Americans who live in counties with high poverty rates are more likely to die from heart failure compared to people living in more affluent areas, new research says.


The prevalence of diabetes and obesity largely explained the link, said the researchers, whose work was published Wednesday in the Journal of the American Heart Association.  


Heart failure is a chronic, progressive condition in which the heart muscle is unable to pump enough blood. For each 1% increase in a county's poverty status, researchers saw heart failure deaths increase by about 5 per 100,000 people.


About two-thirds of the relationship between poverty and heart failure deaths was explained by the prevalence of diabetes and obesity, said the researchers, who were led by Dr. Khansa Ahmad at the Alpert Medical School of Brown University in Providence, Rhode Island.


They reviewed data about heart failure, poverty, education, unemployment and health insurance status from 3,155 counties. Data was pulled from the Centers for Disease Control and Prevention and U.S. Census Bureau databases.


The link between poverty and heart failure deaths was strongest in the South. The study saw a difference of approximately 250 deaths per 100,000 people between the poorest and the most affluent counties.


"This study underscores the disparities in health care faced by many Americans," said Dr. Jennifer Ellis in a news release.

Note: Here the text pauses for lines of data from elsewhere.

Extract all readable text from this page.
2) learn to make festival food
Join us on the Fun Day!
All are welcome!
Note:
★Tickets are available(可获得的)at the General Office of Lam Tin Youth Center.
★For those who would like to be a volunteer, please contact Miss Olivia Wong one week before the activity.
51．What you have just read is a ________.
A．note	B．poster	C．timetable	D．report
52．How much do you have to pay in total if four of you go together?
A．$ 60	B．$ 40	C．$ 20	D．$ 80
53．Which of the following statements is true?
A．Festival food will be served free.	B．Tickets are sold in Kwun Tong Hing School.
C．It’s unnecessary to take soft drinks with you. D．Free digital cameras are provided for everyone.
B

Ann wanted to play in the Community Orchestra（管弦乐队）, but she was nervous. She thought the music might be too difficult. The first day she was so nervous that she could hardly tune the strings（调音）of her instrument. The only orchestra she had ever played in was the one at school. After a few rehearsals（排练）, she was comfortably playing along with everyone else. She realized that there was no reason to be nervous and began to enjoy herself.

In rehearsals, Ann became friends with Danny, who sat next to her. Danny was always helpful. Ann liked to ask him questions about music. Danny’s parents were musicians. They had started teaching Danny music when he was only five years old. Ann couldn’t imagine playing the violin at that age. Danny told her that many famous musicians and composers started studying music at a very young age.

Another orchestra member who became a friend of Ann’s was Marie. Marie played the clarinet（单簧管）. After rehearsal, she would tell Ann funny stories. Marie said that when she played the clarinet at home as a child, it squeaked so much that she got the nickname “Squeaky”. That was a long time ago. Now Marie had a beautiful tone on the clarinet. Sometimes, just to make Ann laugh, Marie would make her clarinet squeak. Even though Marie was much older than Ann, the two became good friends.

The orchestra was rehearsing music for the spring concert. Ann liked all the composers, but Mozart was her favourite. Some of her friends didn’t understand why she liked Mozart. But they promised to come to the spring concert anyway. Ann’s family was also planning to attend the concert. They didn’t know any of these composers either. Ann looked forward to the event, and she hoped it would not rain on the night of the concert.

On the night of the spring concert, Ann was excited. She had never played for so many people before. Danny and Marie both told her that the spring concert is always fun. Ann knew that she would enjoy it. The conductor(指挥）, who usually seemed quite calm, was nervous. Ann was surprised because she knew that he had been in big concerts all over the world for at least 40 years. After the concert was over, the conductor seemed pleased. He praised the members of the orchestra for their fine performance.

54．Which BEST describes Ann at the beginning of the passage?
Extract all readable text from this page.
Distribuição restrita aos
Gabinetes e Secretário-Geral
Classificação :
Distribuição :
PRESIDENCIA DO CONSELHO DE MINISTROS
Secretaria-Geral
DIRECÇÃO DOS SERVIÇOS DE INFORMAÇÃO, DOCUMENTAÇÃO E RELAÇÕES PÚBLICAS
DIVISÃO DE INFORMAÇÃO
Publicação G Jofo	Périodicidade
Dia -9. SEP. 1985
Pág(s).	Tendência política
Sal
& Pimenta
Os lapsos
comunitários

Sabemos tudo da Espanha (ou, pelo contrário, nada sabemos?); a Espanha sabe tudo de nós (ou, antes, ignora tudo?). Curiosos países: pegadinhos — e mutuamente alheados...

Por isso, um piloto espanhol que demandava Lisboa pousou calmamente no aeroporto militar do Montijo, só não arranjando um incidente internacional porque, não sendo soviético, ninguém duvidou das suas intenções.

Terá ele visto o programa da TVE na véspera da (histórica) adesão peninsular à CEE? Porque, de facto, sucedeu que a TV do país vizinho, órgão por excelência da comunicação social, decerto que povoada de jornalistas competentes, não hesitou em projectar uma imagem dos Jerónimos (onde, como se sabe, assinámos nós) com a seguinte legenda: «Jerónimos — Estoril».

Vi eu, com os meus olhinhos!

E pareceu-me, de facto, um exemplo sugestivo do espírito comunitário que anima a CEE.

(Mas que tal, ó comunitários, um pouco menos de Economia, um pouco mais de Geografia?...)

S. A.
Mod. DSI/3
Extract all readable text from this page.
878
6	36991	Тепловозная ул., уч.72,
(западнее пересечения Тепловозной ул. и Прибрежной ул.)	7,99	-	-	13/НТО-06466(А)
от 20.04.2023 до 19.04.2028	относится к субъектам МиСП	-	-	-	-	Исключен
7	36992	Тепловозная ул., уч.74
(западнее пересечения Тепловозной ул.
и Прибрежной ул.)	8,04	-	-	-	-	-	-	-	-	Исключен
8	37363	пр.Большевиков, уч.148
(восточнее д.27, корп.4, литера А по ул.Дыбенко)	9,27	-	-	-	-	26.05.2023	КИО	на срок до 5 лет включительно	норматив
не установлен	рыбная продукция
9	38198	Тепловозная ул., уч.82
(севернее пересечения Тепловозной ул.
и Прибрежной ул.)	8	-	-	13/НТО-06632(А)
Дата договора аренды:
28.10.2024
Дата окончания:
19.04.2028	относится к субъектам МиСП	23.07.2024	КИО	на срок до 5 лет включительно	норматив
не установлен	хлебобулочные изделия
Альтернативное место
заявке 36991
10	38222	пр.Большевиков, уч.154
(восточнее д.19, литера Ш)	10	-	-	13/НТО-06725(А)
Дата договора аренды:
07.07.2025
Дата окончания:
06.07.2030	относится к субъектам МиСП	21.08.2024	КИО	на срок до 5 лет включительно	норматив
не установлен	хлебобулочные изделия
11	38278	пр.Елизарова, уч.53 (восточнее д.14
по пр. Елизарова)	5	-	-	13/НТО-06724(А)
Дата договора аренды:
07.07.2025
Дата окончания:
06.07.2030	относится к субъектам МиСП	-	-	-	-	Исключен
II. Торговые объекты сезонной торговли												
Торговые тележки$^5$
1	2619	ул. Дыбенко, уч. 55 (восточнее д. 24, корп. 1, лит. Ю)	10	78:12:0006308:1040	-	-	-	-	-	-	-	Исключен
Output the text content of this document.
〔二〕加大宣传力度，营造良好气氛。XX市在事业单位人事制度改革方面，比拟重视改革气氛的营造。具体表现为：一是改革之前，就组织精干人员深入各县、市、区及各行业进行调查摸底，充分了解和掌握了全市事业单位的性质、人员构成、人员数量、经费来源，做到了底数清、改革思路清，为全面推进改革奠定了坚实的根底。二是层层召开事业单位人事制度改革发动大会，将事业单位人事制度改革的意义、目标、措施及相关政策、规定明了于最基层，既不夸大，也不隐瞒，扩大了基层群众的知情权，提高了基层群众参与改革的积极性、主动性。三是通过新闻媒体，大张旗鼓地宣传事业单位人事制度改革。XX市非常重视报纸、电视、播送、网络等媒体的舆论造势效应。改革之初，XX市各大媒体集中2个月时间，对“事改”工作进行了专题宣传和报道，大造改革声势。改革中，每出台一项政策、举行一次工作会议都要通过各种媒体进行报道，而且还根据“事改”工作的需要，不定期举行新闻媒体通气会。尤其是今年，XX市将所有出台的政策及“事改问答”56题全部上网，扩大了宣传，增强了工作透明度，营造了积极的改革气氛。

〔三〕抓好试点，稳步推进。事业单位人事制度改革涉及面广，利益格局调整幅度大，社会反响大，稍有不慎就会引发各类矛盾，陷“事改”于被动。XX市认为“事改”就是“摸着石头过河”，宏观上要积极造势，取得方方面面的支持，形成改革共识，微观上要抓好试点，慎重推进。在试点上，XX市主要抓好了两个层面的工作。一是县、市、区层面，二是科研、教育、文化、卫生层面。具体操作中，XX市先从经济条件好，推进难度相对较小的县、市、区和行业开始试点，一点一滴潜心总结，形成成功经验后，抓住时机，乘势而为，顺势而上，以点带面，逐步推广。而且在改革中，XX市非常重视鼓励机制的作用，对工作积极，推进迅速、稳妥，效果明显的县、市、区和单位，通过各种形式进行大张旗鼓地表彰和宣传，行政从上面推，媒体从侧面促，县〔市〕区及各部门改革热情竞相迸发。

Ellis, who was not involved in the new study, is chief of cardiothoracic surgery at NYC Health + Hospitals/Bellevue in New York and is an adviser to the American Heart Association's EmPOWERED to Serve, which addresses health justice.


"As health care providers, we need to understand the barriers to a healthy lifestyle faced by patients, such as living in areas with no access to healthy food or safe places to walk."